The true picture of what is going on is even more complicated, however, as revealed by recent work in Tracy Johnson’s laboratory (see this chapter’s Moment of Discovery). Johnson made the fascinating observation that Gcn5, a histone acetyltransferase (HAT), is an integral component in the coregulation of transcription and pre-mRNA splicing. The HAT activity of Gcn5, like other HATs, can alter chromatin structure, which is thought to be important in regulating transcription initiation. But results from Johnson’s lab demonstrate that accurate mRNA splicing, too, requires the Gcn5 HAT activity.

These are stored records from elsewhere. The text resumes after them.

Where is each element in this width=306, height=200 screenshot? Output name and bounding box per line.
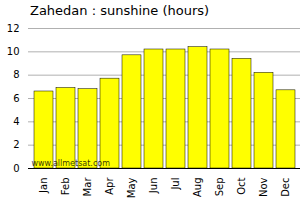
- svg-text:Aug: Aug: [192, 178, 203, 198]
- svg-text:Mar: Mar: [82, 177, 93, 197]
- svg-text:Apr: Apr: [104, 177, 115, 195]
- svg-text:0: 0: [13, 163, 19, 174]
- svg-text:www.allmetsat.com: www.allmetsat.com: [32, 159, 111, 168]
- svg-text:4: 4: [13, 116, 19, 127]
- svg-text:Jun: Jun: [148, 178, 159, 195]
- svg-text:Jul: Jul: [170, 178, 181, 191]
- svg-text:May: May: [126, 177, 137, 198]
- html-text:Zahedan : sunshine (hours): Zahedan : sunshine (hours): [30, 3, 210, 18]
- svg-text:Sep: Sep: [214, 178, 225, 197]
- svg-text:2: 2: [13, 139, 19, 150]
- svg-text:Oct: Oct: [236, 177, 247, 194]
- svg-text:6: 6: [13, 93, 19, 104]
- svg-text:Feb: Feb: [60, 178, 71, 196]
- svg-text:10: 10: [7, 46, 20, 57]
- svg-text:Nov: Nov: [258, 177, 269, 197]
- svg-text:Jan: Jan: [38, 178, 49, 194]
- svg-text:Dec: Dec: [280, 178, 291, 197]
- svg-text:8: 8: [13, 69, 19, 80]
- svg-text:12: 12: [7, 23, 20, 34]
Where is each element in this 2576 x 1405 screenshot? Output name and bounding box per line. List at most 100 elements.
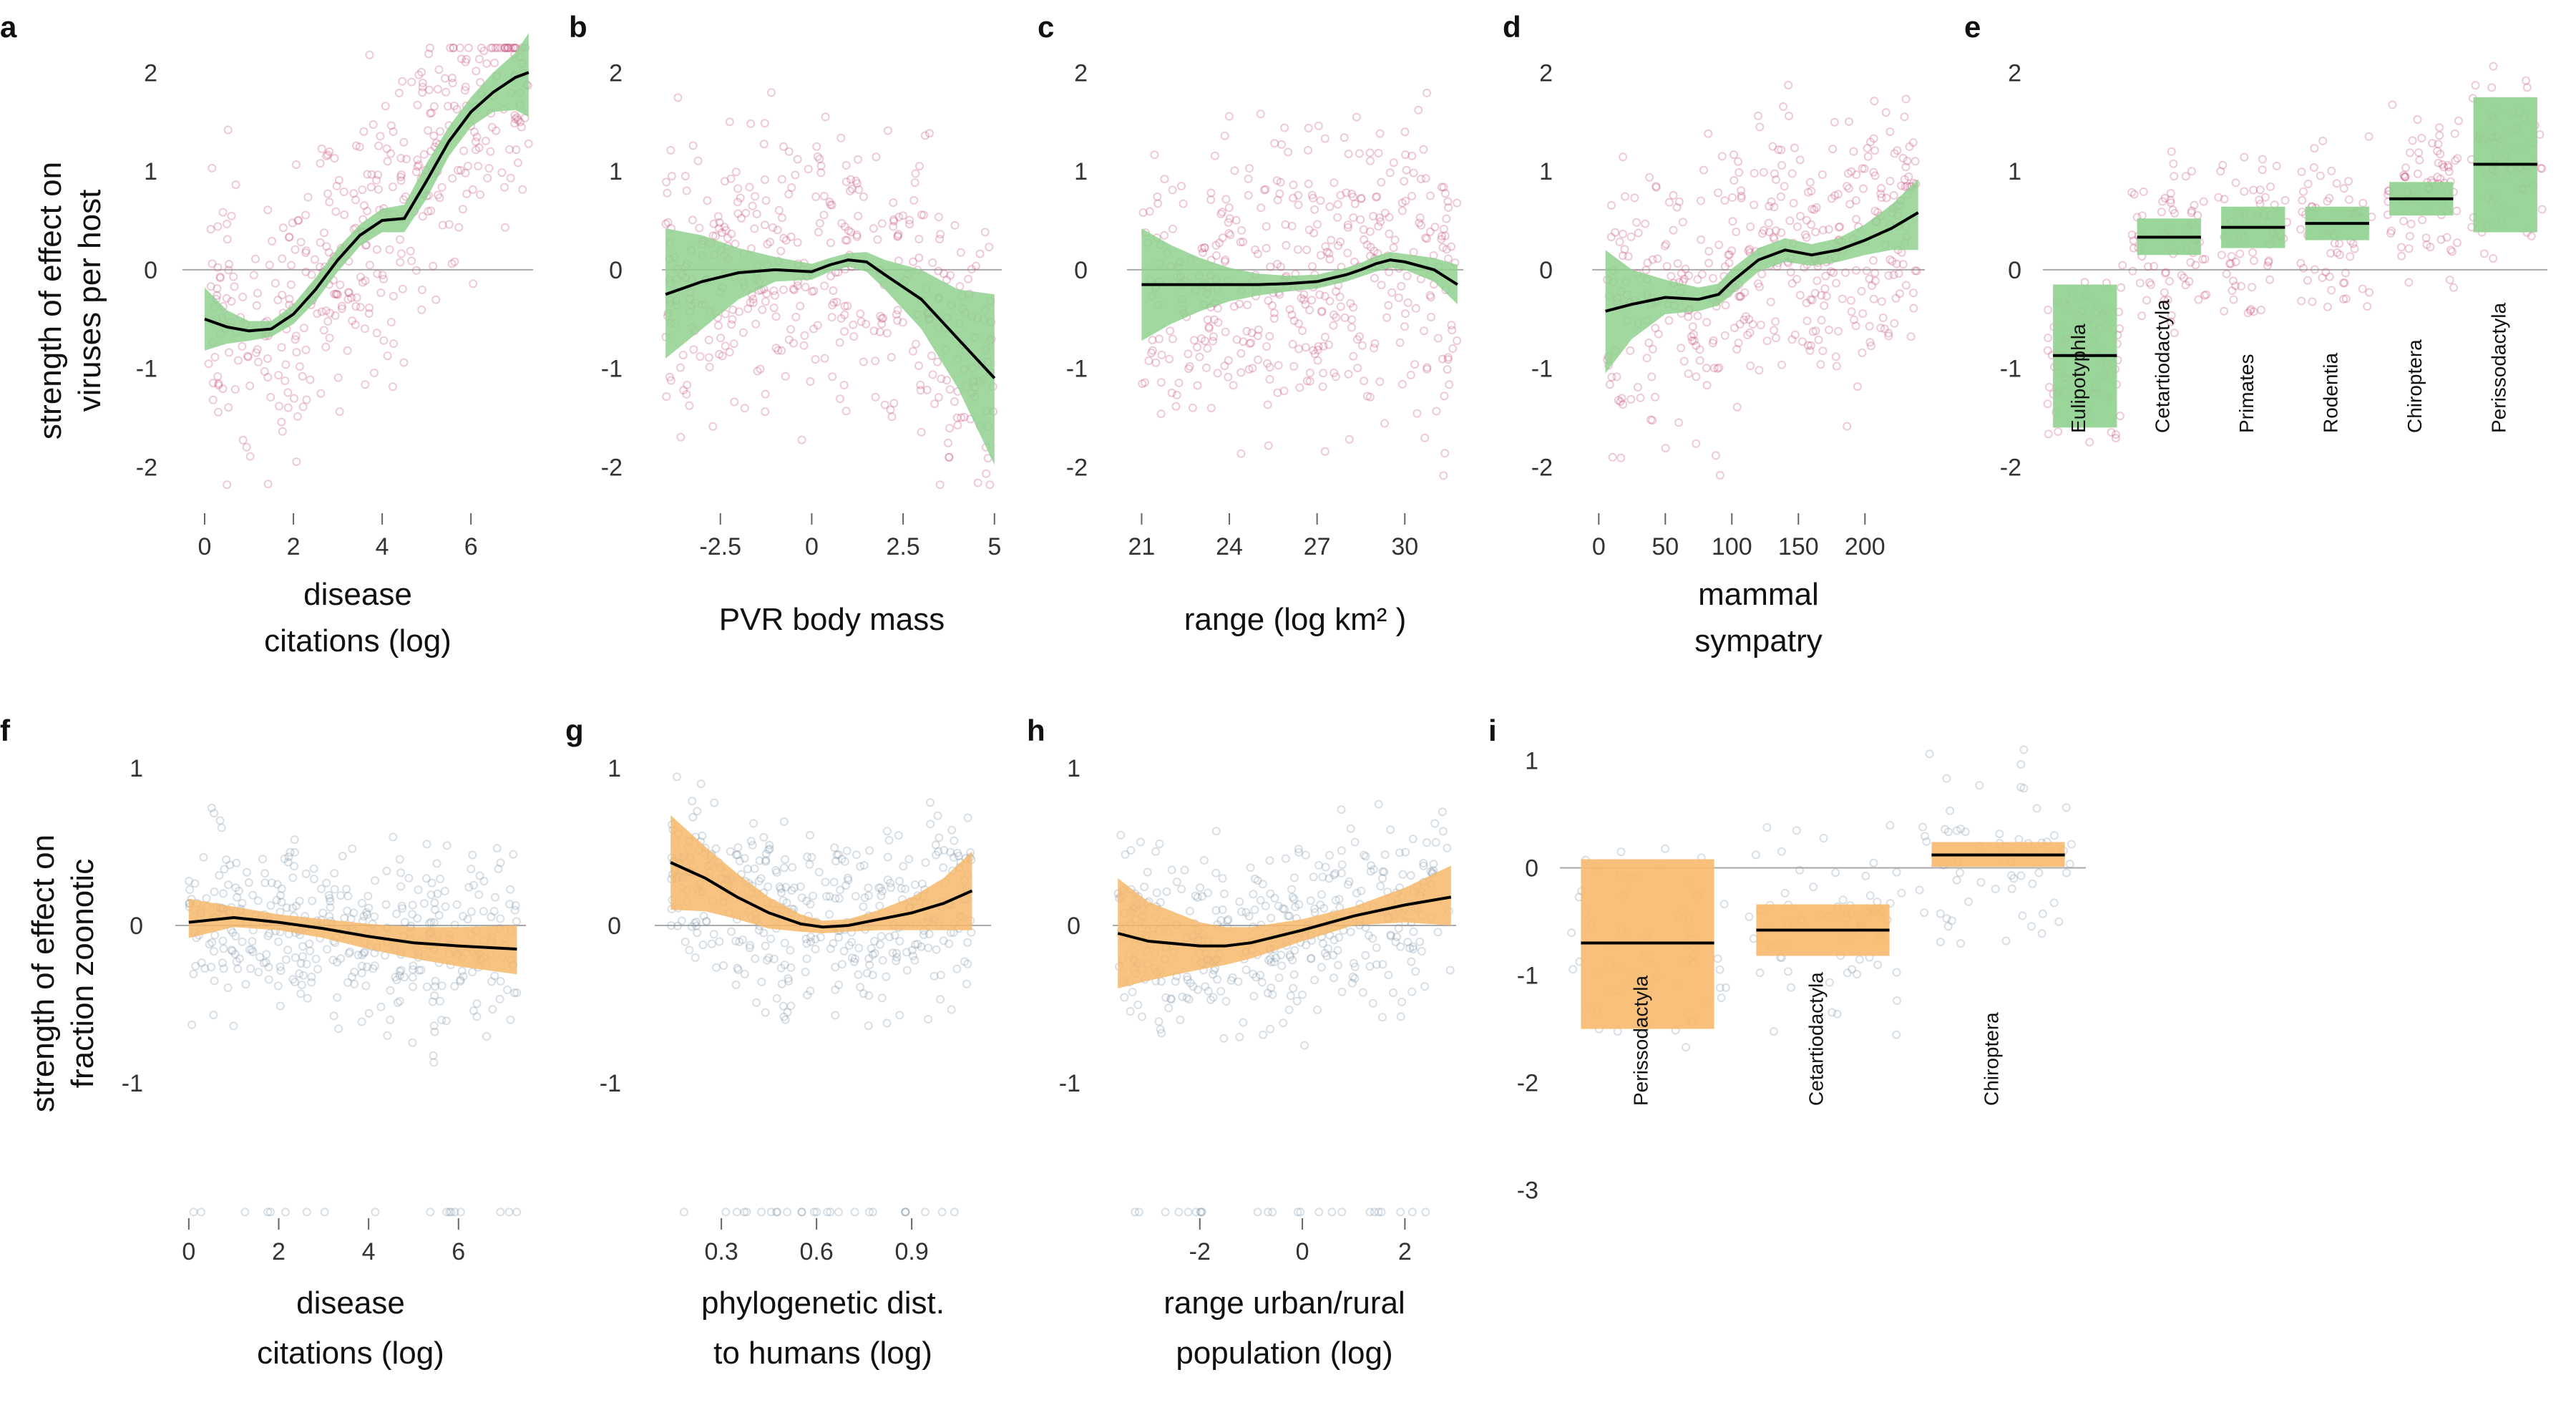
data-point xyxy=(930,399,940,409)
data-point xyxy=(448,79,457,87)
data-point xyxy=(307,978,316,987)
data-point xyxy=(2115,324,2124,334)
data-point xyxy=(1870,146,1879,155)
data-point xyxy=(1343,880,1352,889)
residual-points xyxy=(667,772,976,1217)
data-point xyxy=(740,1207,749,1217)
data-point xyxy=(1878,313,1888,322)
data-point xyxy=(1324,874,1334,883)
data-point xyxy=(225,348,233,357)
data-point xyxy=(926,820,935,829)
data-point xyxy=(1745,245,1754,254)
data-point xyxy=(816,161,826,170)
data-point xyxy=(1892,259,1901,268)
data-point xyxy=(719,961,728,970)
data-point xyxy=(685,401,694,410)
data-point xyxy=(396,868,406,877)
data-point xyxy=(852,230,862,240)
data-point xyxy=(1182,993,1191,1003)
data-point xyxy=(745,943,754,953)
data-point xyxy=(910,178,919,188)
data-point xyxy=(1374,222,1383,231)
data-point xyxy=(708,422,718,431)
data-point xyxy=(781,1015,790,1024)
data-point xyxy=(1812,203,1821,212)
data-point xyxy=(426,43,434,52)
data-point xyxy=(690,918,699,928)
data-point xyxy=(1372,943,1381,953)
data-point xyxy=(229,1021,238,1031)
data-point xyxy=(841,407,851,416)
x-axis-label: to humans (log) xyxy=(713,1336,932,1371)
data-point xyxy=(396,966,406,975)
data-point xyxy=(1221,996,1231,1006)
data-point xyxy=(1313,346,1322,354)
data-point xyxy=(330,154,339,163)
data-point xyxy=(437,1016,447,1025)
data-point xyxy=(429,102,439,111)
data-point xyxy=(2365,288,2374,297)
data-point xyxy=(909,195,919,205)
data-point xyxy=(1810,205,1819,214)
x-axis-label: mammal xyxy=(1698,577,1819,612)
data-point xyxy=(1634,228,1643,238)
data-point xyxy=(1943,922,1953,931)
data-point xyxy=(819,192,829,200)
data-point xyxy=(1661,444,1670,453)
data-point xyxy=(1330,870,1339,880)
data-point xyxy=(1704,129,1713,138)
data-point xyxy=(1347,315,1357,324)
data-point xyxy=(209,1011,218,1020)
data-point xyxy=(1246,863,1255,872)
data-point xyxy=(821,112,830,122)
data-point xyxy=(1340,133,1349,142)
data-point xyxy=(1777,145,1786,155)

How does a HAT help splicing? After all, RNA is not bound by histones, so what role does Gcn5 play in the splicing process? Johnson found that the coordination between transcription and splicing occurs even before the pre-mRNA is fully synthesized. The first evidence hinting at this conclusion came from genetic experiments showing that deletion of the gene encoding Gcn5 (and not other yeast lysine acetyltransferases that target histones) is lethal in yeast cells that also lack either of the genes encoding the U2 snRNP proteins Lea1 and Msl1. Neither Lea1 nor Msl1 is an essential protein in yeast, except when Gcn5 is missing.
Next, using the technique of chromatin immunoprecipitation (ChIP), Johnson’s group showed that spliceosomal proteins are recruited directly to an intron branch point within the well-characterized DBP2 gene. In the ChIP experiment, individual snRNP particles are formaldehyde cross-linked to the transcription complex or to the nascent RNA and immunoprecipitated (see Figure 10-21). When the associated DNA is amplified using specific PCR primer sets, the signal is enriched in regions of the gene where the snRNPs associate with the corresponding pre-mRNA. Johnson’s results revealed that antibodies to Lea1, a component of the spliceosome, immunoprecipitated a relatively large amount of DNA corresponding to the branch point of the DBP2 pre-mRNA (Figure 1a, b). Recruitment of Lea1 to the branch point depended on the presence and catalytic activity of Gcn5 (Figure 1c). A control experiment showed that the occupancy by Pol II of these regions of the DPB2 gene was unaltered, whether or not Gcn5 was active (Figure 1d). Thus, the data indicate that Gcn5 sets the stage for the recruitment of spliceosomal components before the splice site junctions are even transcribed. Further experiments have demonstrated the same results for other genes.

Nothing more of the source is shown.